On 16-03-13 11:11 PM, Michael McConville wrote:
It seems that chown(1) will write to a file even if it already has the
desired ownership. The below patch causes it to skip the write when
there would be no change. The best I could tell, the fts_read(3) and
fchownat(3) logic agree on whether to follow symlinks in all cases, so
there's no need to execute a useless write when certain options are
specified.

I get a speedup of 5-10% on SSDs, and probably more on a slow storage
HD. This is when all the files are already owned by the specified user.
I think this is a common case, as chown is often used to "comb out"
offending files, ensure that a server can access everything in /var/www,
etc.

The APIs involved are not simple and there's potential for subtle
breakage, so this only an initial patch. I'm interested to hear what
more experienced people think.

If it's worthwhile, a similar approach can probably be applied to
chmod(1) et al. as well.

If this becomes the default behaviour, please allow a way to revert to the previous behaviour, as this change would break several real systems I'm aware of, including one I currently manage.

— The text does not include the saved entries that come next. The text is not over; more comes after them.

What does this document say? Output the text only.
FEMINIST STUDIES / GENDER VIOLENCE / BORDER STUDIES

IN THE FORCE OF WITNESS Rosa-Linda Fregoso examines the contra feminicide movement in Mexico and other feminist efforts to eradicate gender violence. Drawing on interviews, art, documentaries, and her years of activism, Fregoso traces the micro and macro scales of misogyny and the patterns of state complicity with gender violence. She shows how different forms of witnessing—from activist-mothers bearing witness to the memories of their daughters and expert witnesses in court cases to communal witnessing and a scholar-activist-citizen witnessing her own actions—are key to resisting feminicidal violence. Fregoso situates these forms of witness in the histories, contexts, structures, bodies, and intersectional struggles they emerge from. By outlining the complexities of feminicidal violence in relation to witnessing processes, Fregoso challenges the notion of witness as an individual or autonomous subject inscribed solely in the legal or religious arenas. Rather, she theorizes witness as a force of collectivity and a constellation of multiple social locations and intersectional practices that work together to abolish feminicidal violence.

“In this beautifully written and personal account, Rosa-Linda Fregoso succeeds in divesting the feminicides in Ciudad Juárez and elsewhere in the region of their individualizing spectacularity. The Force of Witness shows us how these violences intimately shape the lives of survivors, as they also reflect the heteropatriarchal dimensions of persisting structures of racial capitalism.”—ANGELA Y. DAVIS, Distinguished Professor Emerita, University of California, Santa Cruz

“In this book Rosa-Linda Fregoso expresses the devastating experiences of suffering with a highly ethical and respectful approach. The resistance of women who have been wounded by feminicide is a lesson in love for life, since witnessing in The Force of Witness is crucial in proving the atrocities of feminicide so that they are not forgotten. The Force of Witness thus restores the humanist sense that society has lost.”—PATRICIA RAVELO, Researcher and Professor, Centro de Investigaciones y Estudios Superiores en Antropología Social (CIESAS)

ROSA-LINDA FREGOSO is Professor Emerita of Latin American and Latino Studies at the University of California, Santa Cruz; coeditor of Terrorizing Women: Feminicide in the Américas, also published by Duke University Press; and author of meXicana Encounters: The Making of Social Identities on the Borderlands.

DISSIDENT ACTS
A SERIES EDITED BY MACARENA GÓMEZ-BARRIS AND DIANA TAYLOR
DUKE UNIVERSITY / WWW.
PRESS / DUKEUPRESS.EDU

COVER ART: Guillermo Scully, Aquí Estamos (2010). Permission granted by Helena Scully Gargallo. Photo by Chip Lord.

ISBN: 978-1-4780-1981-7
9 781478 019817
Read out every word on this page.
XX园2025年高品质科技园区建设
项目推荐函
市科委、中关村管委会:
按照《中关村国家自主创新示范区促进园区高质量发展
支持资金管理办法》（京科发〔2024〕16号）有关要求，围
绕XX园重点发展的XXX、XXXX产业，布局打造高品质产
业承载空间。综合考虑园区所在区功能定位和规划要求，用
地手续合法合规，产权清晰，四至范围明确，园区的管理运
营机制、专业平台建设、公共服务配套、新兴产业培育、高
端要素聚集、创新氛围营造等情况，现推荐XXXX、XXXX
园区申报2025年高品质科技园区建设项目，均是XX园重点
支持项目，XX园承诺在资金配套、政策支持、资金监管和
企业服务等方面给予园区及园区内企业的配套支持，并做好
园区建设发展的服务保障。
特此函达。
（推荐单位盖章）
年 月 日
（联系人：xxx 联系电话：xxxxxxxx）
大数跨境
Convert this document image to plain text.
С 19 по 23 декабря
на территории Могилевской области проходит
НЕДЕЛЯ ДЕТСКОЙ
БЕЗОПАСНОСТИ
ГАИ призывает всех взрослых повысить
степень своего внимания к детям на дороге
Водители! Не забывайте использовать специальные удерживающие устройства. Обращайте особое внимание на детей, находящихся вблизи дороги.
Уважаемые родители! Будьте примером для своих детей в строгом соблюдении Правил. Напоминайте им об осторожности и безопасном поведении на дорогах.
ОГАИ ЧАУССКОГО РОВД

There are many NFS implementations where chown(2)/chmod(2) do magic on the back end, ranging from "clearing the UID/GID translation cache" (huh?) to resetting the file to default ACLs (e.g. Sun/Oracle "Fishworks"-series NAS systems).

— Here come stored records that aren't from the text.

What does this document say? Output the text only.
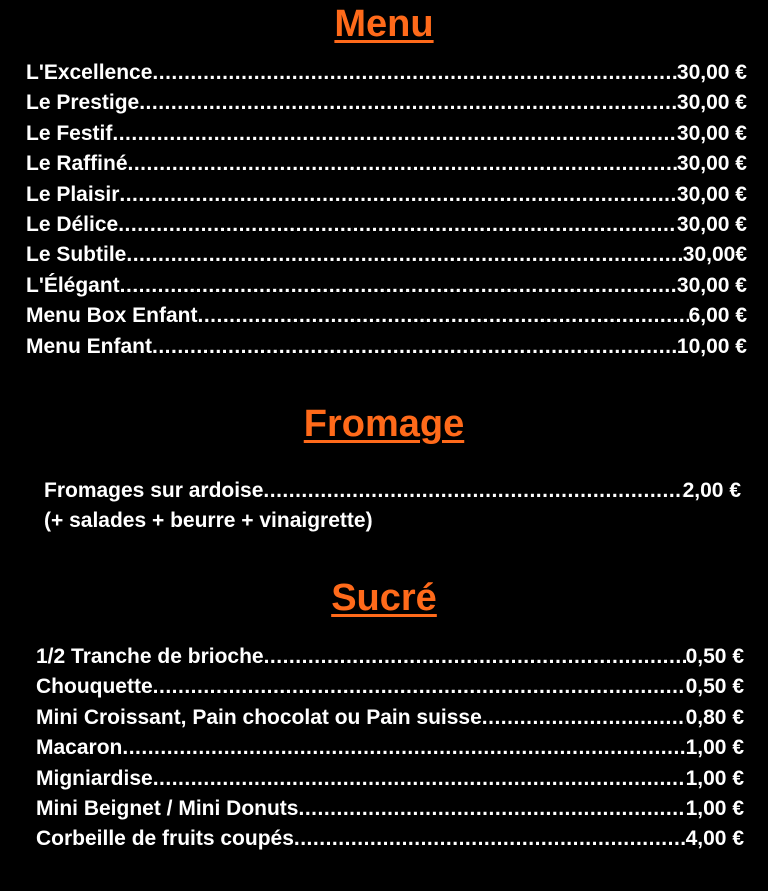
Menu
L'Excellence .....	30,00 €
Le Prestige .....	30,00 €
Le Festif .....	30,00 €
Le Raffiné .....	30,00 €
Le Plaisir .....	30,00 €
Le Délice .....	30,00 €
Le Subtile .....	30,00€
L'Élégant .....	30,00 €
Menu Box Enfant .....	6,00 €
Menu Enfant .....	10,00 €
Fromage
Fromages sur ardoise .....	2,00 €
(+ salades + beurre + vinaigrette)
Sucré
1/2 Tranche de brioche .....	0,50 €
Chouquette .....	0,50 €
Mini Croissant, Pain chocolat ou Pain suisse .....	0,80 €
Macaron .....	1,00 €
Migniardise .....	1,00 €
Mini Beignet / Mini Donuts .....	1,00 €
Corbeille de fruits coupés .....	4,00 €
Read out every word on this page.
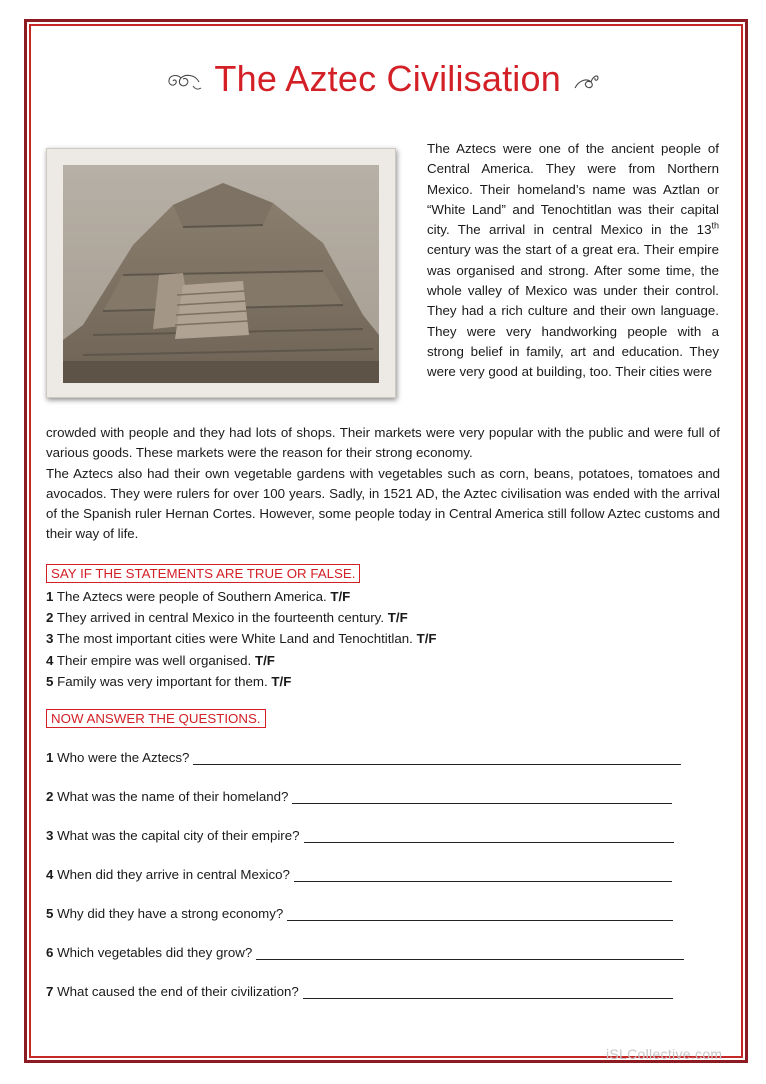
The Aztec Civilisation

The Aztecs were one of the ancient people of Central America. They were from Northern Mexico. Their homeland’s name was Aztlan or “White Land” and Tenochtitlan was their capital city. The arrival in central Mexico in the 13th century was the start of a great era. Their empire was organised and strong. After some time, the whole valley of Mexico was under their control. They had a rich culture and their own language. They were very handworking people with a strong belief in family, art and education. They were very good at building, too. Their cities were

crowded with people and they had lots of shops. Their markets were very popular with the public and were full of various goods. These markets were the reason for their strong economy.

The Aztecs also had their own vegetable gardens with vegetables such as corn, beans, potatoes, tomatoes and avocados. They were rulers for over 100 years. Sadly, in 1521 AD, the Aztec civilisation was ended with the arrival of the Spanish ruler Hernan Cortes. However, some people today in Central America still follow Aztec customs and their way of life.

SAY IF THE STATEMENTS ARE TRUE OR FALSE.
1 The Aztecs were people of Southern America. T/F
2 They arrived in central Mexico in the fourteenth century. T/F
3 The most important cities were White Land and Tenochtitlan. T/F
4 Their empire was well organised. T/F
5 Family was very important for them. T/F
NOW ANSWER THE QUESTIONS.
1
Who were the Aztecs?
2
What was the name of their homeland?
3
What was the capital city of their empire?
4
When did they arrive in central Mexico?
5
Why did they have a strong economy?
6
Which vegetables did they grow?
7
What caused the end of their civilization?
iSLCollective.com
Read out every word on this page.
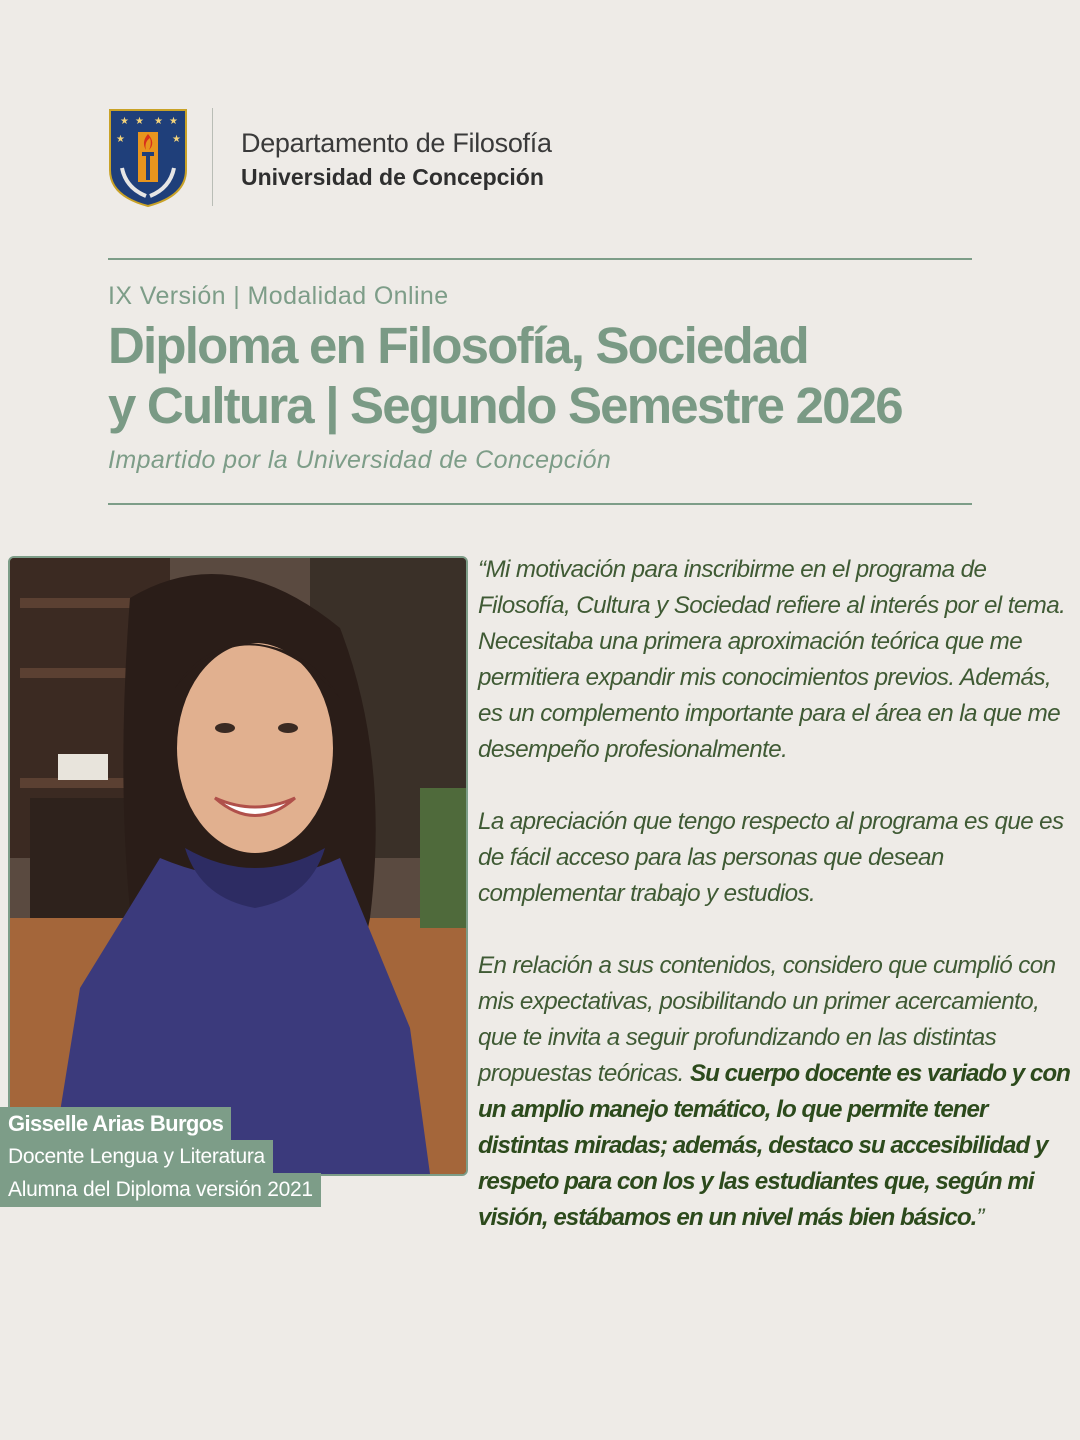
★ ★ ★ ★
★	★ Departamento de Filosofía
Universidad de Concepción
IX Versión | Modalidad Online
Diploma en Filosofía, Sociedad
y Cultura | Segundo Semestre 2026
Impartido por la Universidad de Concepción
Gisselle Arias Burgos
Docente Lengua y Literatura
Alumna del Diploma versión 2021

“Mi motivación para inscribirme en el programa de Filosofía, Cultura y Sociedad refiere al interés por el tema. Necesitaba una primera aproximación teórica que me permitiera expandir mis conocimientos previos. Además, es un complemento importante para el área en la que me desempeño profesionalmente.

La apreciación que tengo respecto al programa es que es de fácil acceso para las personas que desean complementar trabajo y estudios.

En relación a sus contenidos, considero que cumplió con mis expectativas, posibilitando un primer acercamiento, que te invita a seguir profundizando en las distintas propuestas teóricas. Su cuerpo docente es variado y con un amplio manejo temático, lo que permite tener distintas miradas; además, destaco su accesibilidad y respeto para con los y las estudiantes que, según mi visión, estábamos en un nivel más bien básico.”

To rephrase: chown(file,$owner,$gid) when the file is already owned by $owner:$gid is _not necessarily_ a no-op on all filesystems.

As an extra option, though, sure; I know which filesystems this behaviour matters on and which it doesn't, but there's no realistic way to embed that knowledge into chmod - there's no standard query to ask an NFS server "do you practice voodoo?", for better or for worse...

GNU already uses "-c" for a somewhat-related behaviour (modifies the output of -v, but not the internal behaviour IIRC); I can't quickly find anything similar anywhere else.

FWIW, full support for NFSv4 and NFS ACLs would eliminate the dependency on chown/chmod/etc. doing voodoo on the remote NFS server, but there are other, non-NFS, remote filesystems that do similar things. I can't remember if OpenBSD still supports any of them, though.